DENVER — Citing the need for all lower level legal remedies to be exhausted first, the Tenth Circuit Court reversed and remanded an appeal from a Muscogee (Creek) tribal town Wednesday.
The Thlopthlocco Tribal Town, headquartered in Okemah, Okla., had requested a permanent injunction to keep the Muscogee (Creek) Nation’s judiciary from hearing its internal government disputes. A traditional Muscogee (Creek) community, Thlopthlocco is one of three tribal towns with separate federal recognition and many of its almost 900 citizens have dual citizenship with the Muscogee (Creek) Nation.
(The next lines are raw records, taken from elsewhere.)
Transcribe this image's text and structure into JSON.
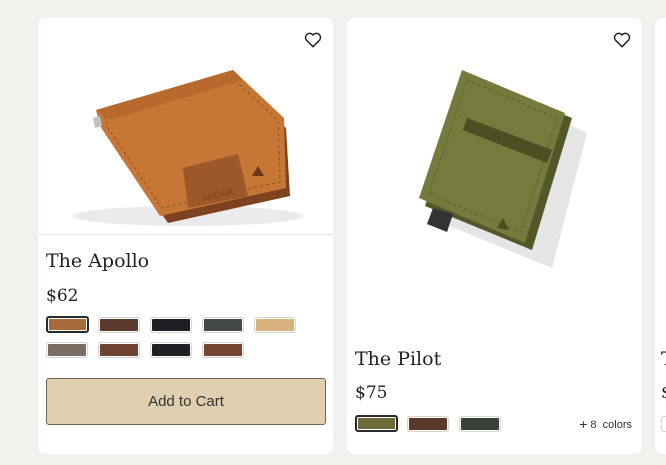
{
  "products": [
    {
      "title": "The Apollo",
      "price": "$62",
      "swatches": [
        "#a86a3a",
        "#5b3c2c",
        "#1c1e22",
        "#444844",
        "#d7b27f",
        "#7a6d63",
        "#6e4430",
        "#1e2024",
        "#73442f"
      ],
      "selected_swatch": 0,
      "add_to_cart": "Add to Cart",
      "image_icon": "wallet-icon",
      "wishlist_icon": "heart-icon"
    },
    {
      "title": "The Pilot",
      "price": "$75",
      "swatches": [
        "#6e6a39",
        "#5a3a29",
        "#3e4139"
      ],
      "selected_swatch": 0,
      "more_colors_count": "8",
      "more_colors_label": "colors",
      "image_icon": "wallet-icon",
      "wishlist_icon": "heart-icon"
    }
  ],
  "peek": {
    "title": "T",
    "price": "$"
  },
  "colors": {
    "page_bg": "#f3f1ee",
    "button_bg": "#dfcfae",
    "button_border": "#6f6454"
  }
}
“We agree with the district court…that the tribal town has yet to exhaust its tribal town remedies,” Judge Timothy Tymkovich wrote for the three-judge panel. “Further, we find that the exhaustion rule applies and the federal courts may benefit from the tribal court’s analysis and final resolution of the tribal town’s arguments.”
Filed in 2009, the federal lawsuit stems from two tribal court cases concerning a 2007 internal dispute within the Thlopthlocco Business Committee. Thlopthlocco Tribal Town officials argued that the Muscogee (Creek) Nation judiciary violated the Oklahoma Indian Welfare Act and three Constitutional clauses by hearing those cases, even though they had previously acknowledged that the Muscogee (Creek) Nation had the authority to hear its legal disputes due to pre-existing self-governance compacts and the town’s history as part of the tribe’s confederacy.
Wednesday’s decision opens the door for Judge James Payne in the Northern District of Oklahoma to potentially force the larger tribe and its judiciary to participate in the proceedings, as the three-judge panel noted that the Muscogee (Creek) Nation’s judges are not entitled to sovereign immunity.
“In this case, the nature of the tribal town’s affiliation with the Muscogee Nation is at the heart of this dispute and, as a result, we cannot so easily determine whether the Muscogee Nation’s interest in self-government entitles it to some level of involvement in the tribal town’s affairs,” Tymkovich wrote.